Le commissaire-priseur se carra dans son fauteuil et fronça son nez comme s’il allait éternuer :
— Vous allez être surpris mais ce qu’ils ont eu à se partager fut maigre…
— Maigre ? C’est impossible !
— Oh, que si ! La fortune de cette malheureuse se montait à plusieurs millions. Elle a été confiée à son frère, le feu roi Léopold II de Belgique, ainsi que les joyaux les plus précieux qui ont été déposés dans le coffre d’une banque. À l’ouverture dudit coffre les nièces et les neveux s’attendaient à découvrir un trésor fabuleux, mais il n’y avait plus que quelques perles et des améthystes…
— C’est tout ? Mais où sont passés les diadèmes, les bijoux légués à Charlotte par sa grand-mère, la reine Marie-Amélie veuve de Louis-Philippe, la parure de saphirs offerte à l’occasion du mariage par l’archiduchesse Sophie sa belle-mère, le collier de gros diamants, cadeau de Léopold II(13) lui-même, sans compter les…
— Je sais tout cela, mon cher prince. Et vous aussi puisque vous n’ignorez sûrement pas que le roi Léopold a englouti des fortunes dans son projet sur le Congo. Celle de sa sœur n’y a pas échappé… et pas davantage ses bijoux. Remarquez qu’il pensait être dans son droit : l’entretien de l’ex-impératrice, son train de vie au château de Bouchout coûtaient cher. Il s’est dédommagé. Quant à l’argent, il pensait qu’il ne serait jamais mieux placé que dans la grandiose aventure congolaise. Quoi qu’il en soit, le fait est là : le contenu du coffre s’est volatilisé, dispersé peut-être aux quatre coins de l’Europe ou en Amérique. Mais permettez-moi à présent de me montrer indiscret…
— Entre nous, il n’y aura jamais d’indiscrétion.
— Pourquoi vous intéressez-vous à ces joyaux ? Ou, pour être plus précis, lequel cherchez-vous ?
— Aucun en particulier. En revanche, je voudrais savoir ce qu’est devenue la collection d’éventails.
— Tiens donc ! Ce n’est guère votre partie ?
— Vous oubliez que je suis d’abord antiquaire. En outre, certains de ces « objets de vanité » étaient ornés de pierres précieuses et d’autres sont de véritables œuvres d’art. J’en ai découvert un, notamment, dans la maison du garde de Bouchout, peint, à ce qu’il semblerait, par Boucher. Cadeau personnel de l’impératrice pour avoir sauvé son petit chien !
— Vous êtes allé là-bas ?
— Je dirais que j’en viens. Le château est entretenu, l’intérieur est intact, les meubles en place mais on n’y trouve plus le moindre bibelot, sans doute trop facile à emporter…

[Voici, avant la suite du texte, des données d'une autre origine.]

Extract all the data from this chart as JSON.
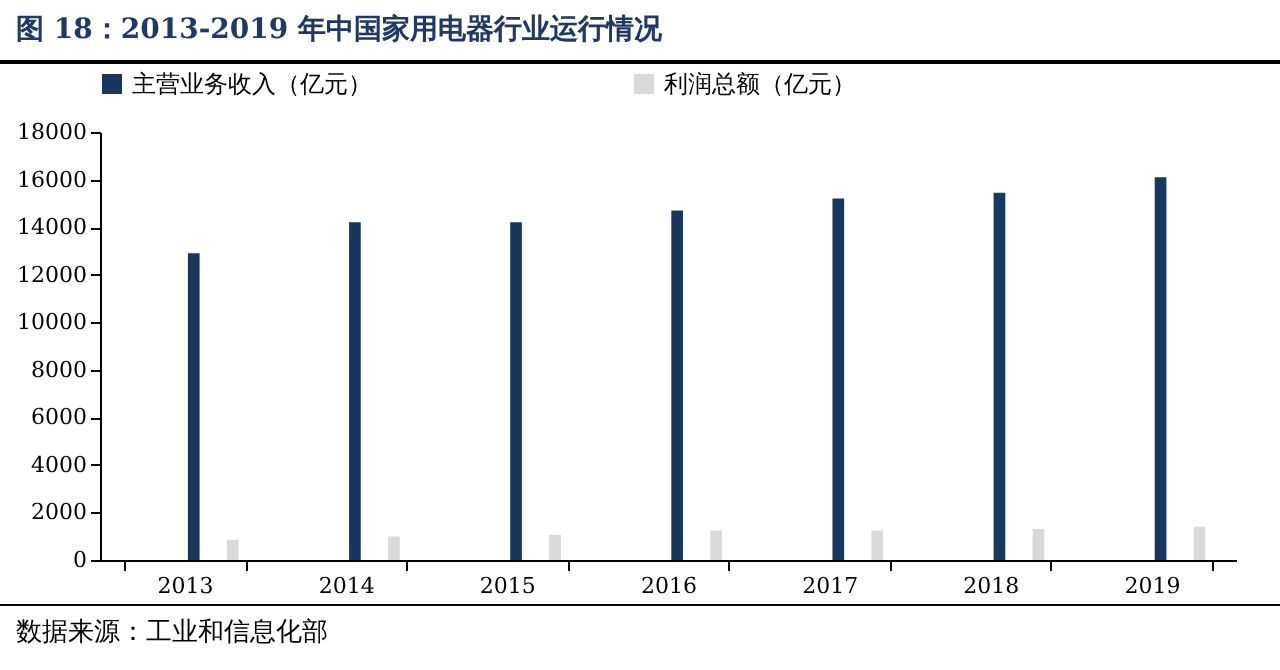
{
  "chart_data": {
    "type": "bar",
    "title": "图 18：2013-2019 年中国家用电器行业运行情况",
    "categories": [
      "2013",
      "2014",
      "2015",
      "2016",
      "2017",
      "2018",
      "2019"
    ],
    "series": [
      {
        "name": "主营业务收入（亿元）",
        "color": "#17375e",
        "values": [
          12900,
          14200,
          14200,
          14700,
          15200,
          15450,
          16100
        ]
      },
      {
        "name": "利润总额（亿元）",
        "color": "#d9d9d9",
        "values": [
          850,
          990,
          1060,
          1240,
          1240,
          1300,
          1400
        ]
      }
    ],
    "ylim": [
      0,
      18000
    ],
    "yticks": [
      0,
      2000,
      4000,
      6000,
      8000,
      10000,
      12000,
      14000,
      16000,
      18000
    ],
    "grid": false,
    "legend": "top",
    "annotations": [
      "数据来源：工业和信息化部"
    ]
  }
}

— En ce cas, pourquoi ne pas être allé au château de Laeken demander à être reçu par la reine Élisabeth ? Vous portez un nom qui ouvre largement les portes et vous pourriez certainement obtenir la liste des personnes présentes à Bouchout au moment de la mort, sans oublier ce qui a peut-être été attribué aux nièces : l’archiduchesse Stéphanie et la princesse Clémentine Napoléon. Vous auriez la possibilité de les rencontrer ?

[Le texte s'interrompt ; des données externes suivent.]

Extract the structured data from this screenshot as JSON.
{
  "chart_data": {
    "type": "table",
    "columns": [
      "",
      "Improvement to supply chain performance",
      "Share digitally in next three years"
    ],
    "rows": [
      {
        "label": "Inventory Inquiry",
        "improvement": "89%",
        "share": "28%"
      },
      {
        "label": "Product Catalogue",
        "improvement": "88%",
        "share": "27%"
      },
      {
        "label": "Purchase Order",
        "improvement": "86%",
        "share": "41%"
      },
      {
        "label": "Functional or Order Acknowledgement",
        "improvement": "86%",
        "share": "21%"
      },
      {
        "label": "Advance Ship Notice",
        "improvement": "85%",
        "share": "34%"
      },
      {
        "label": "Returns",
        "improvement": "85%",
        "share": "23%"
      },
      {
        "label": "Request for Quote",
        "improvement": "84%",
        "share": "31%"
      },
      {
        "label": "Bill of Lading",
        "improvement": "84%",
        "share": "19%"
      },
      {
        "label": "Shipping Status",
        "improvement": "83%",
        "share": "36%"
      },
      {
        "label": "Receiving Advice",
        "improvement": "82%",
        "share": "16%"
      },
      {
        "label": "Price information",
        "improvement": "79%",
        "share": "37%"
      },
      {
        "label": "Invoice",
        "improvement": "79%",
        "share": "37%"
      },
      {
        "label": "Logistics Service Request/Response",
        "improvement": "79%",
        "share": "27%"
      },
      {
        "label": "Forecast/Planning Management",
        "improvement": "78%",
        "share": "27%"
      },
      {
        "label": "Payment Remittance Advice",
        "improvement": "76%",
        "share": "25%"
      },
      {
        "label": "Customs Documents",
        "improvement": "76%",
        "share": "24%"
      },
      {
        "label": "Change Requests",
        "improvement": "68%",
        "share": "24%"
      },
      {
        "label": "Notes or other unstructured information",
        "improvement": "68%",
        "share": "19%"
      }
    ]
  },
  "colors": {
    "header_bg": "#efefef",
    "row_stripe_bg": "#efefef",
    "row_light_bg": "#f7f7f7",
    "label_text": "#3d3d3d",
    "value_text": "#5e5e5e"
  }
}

— J’y ai pensé mais je ne vous cache pas que cela me gêne. En particulier vis-à-vis de la reine. Elle ne s’occupe guère que de musique et du bien-être de ses sujets. Pas de bijoux, et je n’ai pas envie de jouer les boutiquiers auprès d’une femme d’une telle valeur !
Cette fois, Lair-Dubreuil ne put s’empêcher de rire :
— Vous voilà pris en flagrant délit d’amour-propre mal placé. Ah, ce n’est pas toujours facile d’être prince et commerçant ! Mais je vous comprends tout à fait. (Et, redevenant sérieux et baissant la voix :) Puis-je demander si votre recherche a un rapport avec la disparition inexplicable de notre ami Vauxbrun ?
— Exactement. Pardonnez-moi de ne pas vous en dire plus. Je me contenterai de vous avouer que je vis un vrai cauchemar…
— Je m’en doute. À ce propos, quand vous verrez le commissaire Langlois, dites-lui que jusqu’à présent je n’ai pas trouvé trace des tableaux et meubles enlevés de chez Vauxbrun. On a dû les embarquer pour une destination lointaine : les États-Unis par exemple. Ou alors les livrer à un collectionneur privé autant que discret dont ils sont en train de faire le bonheur. Cette histoire-là est à proprement parler insensée mais… pour en revenir à votre problème, je pense être à même de vous trouver au moins les noms de ceux qui ont formé le dernier entourage de l’impératrice.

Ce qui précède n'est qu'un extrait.